OLTRE 10MILA MALATI , Gli attualmente positivi al virus continuano ad aumentare e superano quota diecimila. Sono, infatti, 10.413, cioè 520 in più rispetto a martedì. Altissimo il dato delle persone in quarantena che, secondo le stime, sarebbero circa 75mila.
In aumento i ricoveri, che passano da 184 a 196. In particolare, 172 pazienti (+12) sono in ospedale in area medica e 24 - dato invariato ma con due nuovi accessi - sono in terapia intensiva.

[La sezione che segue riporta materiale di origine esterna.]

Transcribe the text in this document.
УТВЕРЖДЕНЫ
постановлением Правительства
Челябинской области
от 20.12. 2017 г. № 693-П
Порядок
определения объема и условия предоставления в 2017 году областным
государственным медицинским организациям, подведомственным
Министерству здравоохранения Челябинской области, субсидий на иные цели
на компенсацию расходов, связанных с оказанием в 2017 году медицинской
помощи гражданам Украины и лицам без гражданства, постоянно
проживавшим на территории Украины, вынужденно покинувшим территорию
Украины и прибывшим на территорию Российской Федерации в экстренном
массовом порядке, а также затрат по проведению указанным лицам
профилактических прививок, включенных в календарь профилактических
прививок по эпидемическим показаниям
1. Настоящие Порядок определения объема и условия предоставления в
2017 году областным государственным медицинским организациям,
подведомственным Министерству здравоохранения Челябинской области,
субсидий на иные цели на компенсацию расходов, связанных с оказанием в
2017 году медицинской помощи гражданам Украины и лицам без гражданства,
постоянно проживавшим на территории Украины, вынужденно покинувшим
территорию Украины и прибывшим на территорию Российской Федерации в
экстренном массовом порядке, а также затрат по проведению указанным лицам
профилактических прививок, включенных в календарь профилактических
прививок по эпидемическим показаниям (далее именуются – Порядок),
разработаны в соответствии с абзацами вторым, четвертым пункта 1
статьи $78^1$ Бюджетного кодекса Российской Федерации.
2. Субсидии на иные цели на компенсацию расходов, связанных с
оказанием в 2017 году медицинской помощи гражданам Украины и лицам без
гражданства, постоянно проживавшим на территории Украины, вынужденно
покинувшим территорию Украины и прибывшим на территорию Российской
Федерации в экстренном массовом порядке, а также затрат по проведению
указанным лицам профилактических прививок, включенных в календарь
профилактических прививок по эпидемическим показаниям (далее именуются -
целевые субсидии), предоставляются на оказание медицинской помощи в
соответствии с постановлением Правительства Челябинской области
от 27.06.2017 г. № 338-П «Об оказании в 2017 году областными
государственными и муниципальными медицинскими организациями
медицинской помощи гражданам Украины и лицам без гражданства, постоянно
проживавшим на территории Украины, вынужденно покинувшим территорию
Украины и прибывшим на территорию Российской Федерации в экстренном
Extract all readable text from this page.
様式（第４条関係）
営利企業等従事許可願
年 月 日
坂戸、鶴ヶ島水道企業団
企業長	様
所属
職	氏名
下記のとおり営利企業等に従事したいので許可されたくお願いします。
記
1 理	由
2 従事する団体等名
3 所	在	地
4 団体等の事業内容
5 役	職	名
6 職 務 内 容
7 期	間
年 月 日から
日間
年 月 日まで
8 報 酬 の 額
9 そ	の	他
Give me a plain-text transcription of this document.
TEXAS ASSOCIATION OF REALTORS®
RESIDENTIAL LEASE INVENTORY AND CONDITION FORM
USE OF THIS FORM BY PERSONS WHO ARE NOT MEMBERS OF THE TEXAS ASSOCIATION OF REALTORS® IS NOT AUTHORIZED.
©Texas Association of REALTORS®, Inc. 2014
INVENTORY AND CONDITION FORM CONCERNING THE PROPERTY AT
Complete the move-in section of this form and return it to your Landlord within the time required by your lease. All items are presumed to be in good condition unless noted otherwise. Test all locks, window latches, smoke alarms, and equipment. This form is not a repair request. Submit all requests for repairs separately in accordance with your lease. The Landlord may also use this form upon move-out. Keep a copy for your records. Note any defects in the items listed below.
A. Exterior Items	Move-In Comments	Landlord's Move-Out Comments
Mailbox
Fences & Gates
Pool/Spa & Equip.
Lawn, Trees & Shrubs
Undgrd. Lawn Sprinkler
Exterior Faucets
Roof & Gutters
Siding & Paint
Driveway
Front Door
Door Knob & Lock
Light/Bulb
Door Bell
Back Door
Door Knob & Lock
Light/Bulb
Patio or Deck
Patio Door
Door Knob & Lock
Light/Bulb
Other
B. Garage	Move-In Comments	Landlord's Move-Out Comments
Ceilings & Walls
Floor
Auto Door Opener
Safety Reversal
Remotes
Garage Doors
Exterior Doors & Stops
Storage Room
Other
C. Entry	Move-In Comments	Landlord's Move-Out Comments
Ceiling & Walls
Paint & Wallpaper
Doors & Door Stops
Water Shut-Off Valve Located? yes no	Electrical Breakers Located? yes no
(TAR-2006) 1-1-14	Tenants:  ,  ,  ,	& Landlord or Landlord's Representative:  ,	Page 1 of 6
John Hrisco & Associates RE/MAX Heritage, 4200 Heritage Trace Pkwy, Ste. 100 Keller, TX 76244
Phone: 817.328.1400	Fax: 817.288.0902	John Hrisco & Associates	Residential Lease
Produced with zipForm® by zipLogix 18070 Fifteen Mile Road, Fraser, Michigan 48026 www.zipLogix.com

Gli altri 10.217 attualmente positivi sono in isolamento domiciliare (+508). «Quasi il 90% dei ricoveri nelle terapie intensive abruzzesi riguarda persone non vaccinate», afferma il referente regionale per le emergenze, Alberto Albani, a capo della task force sul Covid-19, sottolineando che «ci sono persone che, prima di essere intubate, si pentono di non essersi vaccinate, ma ci sono anche coloro che rifiutano di essere intubate».
In molti casi si tratta di persone giovani. «In questa fase di crescita rapidissima dei contagi», dice ancora l'esperto, «la prima arma restano i vaccini, ma subito dopo ci sono le mascherine, il distanziamento sociale e il rispetto delle regole comportamentali, che ora tornano ad essere più importanti che mai».
ZONA GIALLA, In Abruzzo il tasso di occupazione dei posti letto è al 13% per le terapie intensive e sale al 13% (+1%) anche per l'area non critica, a fronte di soglie da zona gialla rispettivamente del 10 e del 15%.
L'incidenza settimanale dei contagi per centomila abitanti continua a salire rapidamente e arriva a 337 (soglia limite 50), registrando il valore più alto dell'ultimo anno e, in particolare, dalla seconda metà di novembre 2020. In altre parole, solo i ricoveri in area medica consentono all'Abruzzo di restare in zona bianca, ma manca pochissimo al superamento della soglia limite, che è pari a 198 pazienti: ne mancano 26. Considerando che il dato sui ricoveri è aumentato di 28 unità in 72 ore, nel giro di pochi giorni l'Abruzzo dovrebbe presentare valori da zona gialla. I numeri più alti sono quelli del Pescarese, dove l'incidenza arriva addirittura a 411, seguita dal Teramano (331), dall'Aquilano (297) e dal Chietino (275).